The story is in her 2004 collection Runaway.

The Society for the Study of the Short Story has been around for a number of years. I have made presentations at nine of the eleven International Conferences. It is the one conference I try to attend regularly, not only because it focuses on the area of my special interest, but because it is the only chance I get to see old friends from around the world.

The conference, which is held every two years, began twenty-two years ago in Paris, France. Since then, it has been held in New Orleans, Lisbon, Cork, and several times at the University of Iowa, home of the famous Iowa Writers Workshop. What is unique about the conference is that it is not only a platform for literary critics to discuss the short story as a form, it also provides an opportunity for short story writers to read their stories and meet with their most dedicated readers.

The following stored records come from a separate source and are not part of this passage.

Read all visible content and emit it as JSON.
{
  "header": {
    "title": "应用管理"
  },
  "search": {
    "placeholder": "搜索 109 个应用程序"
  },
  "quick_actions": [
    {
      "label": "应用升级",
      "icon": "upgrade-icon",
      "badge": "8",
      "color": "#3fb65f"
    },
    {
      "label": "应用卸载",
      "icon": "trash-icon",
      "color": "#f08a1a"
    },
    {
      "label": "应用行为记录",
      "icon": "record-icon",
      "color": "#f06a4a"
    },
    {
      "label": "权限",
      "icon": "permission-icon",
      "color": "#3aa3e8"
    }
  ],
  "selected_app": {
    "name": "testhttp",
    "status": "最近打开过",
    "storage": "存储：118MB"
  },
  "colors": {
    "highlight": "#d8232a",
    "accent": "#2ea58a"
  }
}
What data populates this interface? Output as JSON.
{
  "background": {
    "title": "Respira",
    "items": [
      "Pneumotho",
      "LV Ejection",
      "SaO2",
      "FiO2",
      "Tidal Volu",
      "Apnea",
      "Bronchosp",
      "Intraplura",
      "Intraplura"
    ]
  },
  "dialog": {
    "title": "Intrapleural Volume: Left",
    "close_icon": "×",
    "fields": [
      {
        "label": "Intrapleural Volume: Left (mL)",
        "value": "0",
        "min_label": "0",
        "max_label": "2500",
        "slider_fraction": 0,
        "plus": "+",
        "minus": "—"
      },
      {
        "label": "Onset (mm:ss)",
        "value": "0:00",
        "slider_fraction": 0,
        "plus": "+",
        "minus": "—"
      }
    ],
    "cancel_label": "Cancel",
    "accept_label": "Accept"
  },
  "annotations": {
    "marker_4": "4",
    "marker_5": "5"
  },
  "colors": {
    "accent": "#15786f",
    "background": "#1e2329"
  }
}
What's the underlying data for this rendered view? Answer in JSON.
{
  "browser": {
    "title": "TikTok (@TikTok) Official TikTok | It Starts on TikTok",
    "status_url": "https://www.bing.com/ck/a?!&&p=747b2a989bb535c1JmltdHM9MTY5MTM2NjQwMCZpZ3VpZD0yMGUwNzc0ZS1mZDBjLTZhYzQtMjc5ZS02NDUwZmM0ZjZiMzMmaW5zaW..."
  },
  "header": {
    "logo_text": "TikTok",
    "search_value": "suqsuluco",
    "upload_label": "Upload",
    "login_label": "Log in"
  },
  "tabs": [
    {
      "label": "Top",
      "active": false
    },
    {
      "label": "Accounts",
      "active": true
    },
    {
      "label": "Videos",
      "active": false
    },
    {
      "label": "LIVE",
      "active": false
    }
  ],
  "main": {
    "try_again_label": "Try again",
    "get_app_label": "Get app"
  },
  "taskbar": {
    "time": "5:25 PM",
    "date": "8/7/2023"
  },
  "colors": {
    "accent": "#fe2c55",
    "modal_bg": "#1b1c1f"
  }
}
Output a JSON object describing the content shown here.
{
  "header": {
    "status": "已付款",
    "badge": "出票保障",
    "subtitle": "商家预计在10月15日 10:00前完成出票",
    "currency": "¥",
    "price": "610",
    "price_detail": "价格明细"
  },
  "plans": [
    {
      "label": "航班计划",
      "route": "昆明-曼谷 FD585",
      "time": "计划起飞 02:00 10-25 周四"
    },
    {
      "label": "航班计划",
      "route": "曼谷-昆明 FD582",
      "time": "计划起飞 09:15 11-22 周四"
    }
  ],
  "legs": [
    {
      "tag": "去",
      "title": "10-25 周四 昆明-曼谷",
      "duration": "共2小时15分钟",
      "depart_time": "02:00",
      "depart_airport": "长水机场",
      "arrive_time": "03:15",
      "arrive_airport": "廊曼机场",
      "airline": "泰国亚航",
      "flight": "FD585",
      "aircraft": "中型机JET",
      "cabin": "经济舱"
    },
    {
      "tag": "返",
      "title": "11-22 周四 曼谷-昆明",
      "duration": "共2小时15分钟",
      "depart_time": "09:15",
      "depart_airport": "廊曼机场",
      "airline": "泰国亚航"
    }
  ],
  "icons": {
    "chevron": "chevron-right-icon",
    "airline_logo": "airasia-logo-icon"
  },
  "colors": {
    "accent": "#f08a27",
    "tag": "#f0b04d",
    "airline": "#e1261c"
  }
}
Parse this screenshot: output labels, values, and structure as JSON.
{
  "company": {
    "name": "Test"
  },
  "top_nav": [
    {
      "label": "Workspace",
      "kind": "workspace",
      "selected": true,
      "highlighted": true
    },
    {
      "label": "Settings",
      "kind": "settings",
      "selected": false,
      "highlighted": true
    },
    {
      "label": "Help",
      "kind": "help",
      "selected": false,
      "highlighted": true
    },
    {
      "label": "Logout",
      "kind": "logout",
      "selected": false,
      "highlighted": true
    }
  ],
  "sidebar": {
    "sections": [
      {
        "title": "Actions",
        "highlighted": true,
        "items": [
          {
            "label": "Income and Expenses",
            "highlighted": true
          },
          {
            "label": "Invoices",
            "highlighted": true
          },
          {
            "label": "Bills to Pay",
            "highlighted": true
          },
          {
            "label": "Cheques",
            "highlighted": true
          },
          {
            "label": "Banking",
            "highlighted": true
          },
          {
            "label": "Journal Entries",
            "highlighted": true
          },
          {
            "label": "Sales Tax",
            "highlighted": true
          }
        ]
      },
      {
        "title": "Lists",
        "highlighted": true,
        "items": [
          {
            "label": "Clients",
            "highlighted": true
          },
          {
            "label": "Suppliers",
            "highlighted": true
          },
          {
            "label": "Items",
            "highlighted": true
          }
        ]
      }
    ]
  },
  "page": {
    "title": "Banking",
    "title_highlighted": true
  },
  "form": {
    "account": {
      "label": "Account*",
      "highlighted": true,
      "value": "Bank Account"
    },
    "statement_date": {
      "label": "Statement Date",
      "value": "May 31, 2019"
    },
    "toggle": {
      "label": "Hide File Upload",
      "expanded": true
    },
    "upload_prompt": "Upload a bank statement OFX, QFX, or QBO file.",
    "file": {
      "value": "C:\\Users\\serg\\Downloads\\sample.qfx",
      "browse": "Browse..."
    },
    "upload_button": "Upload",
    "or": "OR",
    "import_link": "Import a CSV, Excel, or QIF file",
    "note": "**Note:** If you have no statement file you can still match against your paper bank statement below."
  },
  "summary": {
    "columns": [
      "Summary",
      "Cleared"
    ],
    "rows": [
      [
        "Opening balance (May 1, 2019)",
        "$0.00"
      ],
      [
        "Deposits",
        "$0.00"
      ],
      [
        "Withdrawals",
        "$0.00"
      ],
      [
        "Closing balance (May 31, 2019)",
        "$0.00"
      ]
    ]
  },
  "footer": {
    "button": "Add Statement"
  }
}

Over the years, I have met John Barth, Anne Beattie, Isabelle Allende, Rudolfo Anaya, Ellen Douglas, Francine Prose, Judith Ortiz-Cofer, Leslie Marmon Silko, Amy Tan, Tobias Wolfe, Bharata Mukherjee, Clark Blaise, Edna O’Brien, Richard Ford, and many others.

Writers reading and mingling this June in Toronto include: Robert Olen Butler, Sandra Cisneros, Alistair MacLeod, Margaret Atwood, Helena Maria Viramontes, Olive Senior, Bharata Mukergee, Clark Blaise, and others.

Panels will feature presentations on Canadian short fiction, metafiction and postmodernism, the relationship between short fiction and nonfiction, flash fiction, postcolonialism, Irish short fiction, fairy tale, etc.

One panel title that gave me a laugh and that I will be sure not to miss is:
“Theory and the Short Story: Poe, Charles E. May, and Erich Auerbach”. What a hoot!

I will post some work I have done on my presentation on "Passion" in a few days. I hope you get a chance to read it before then and join with me in a discussion of it.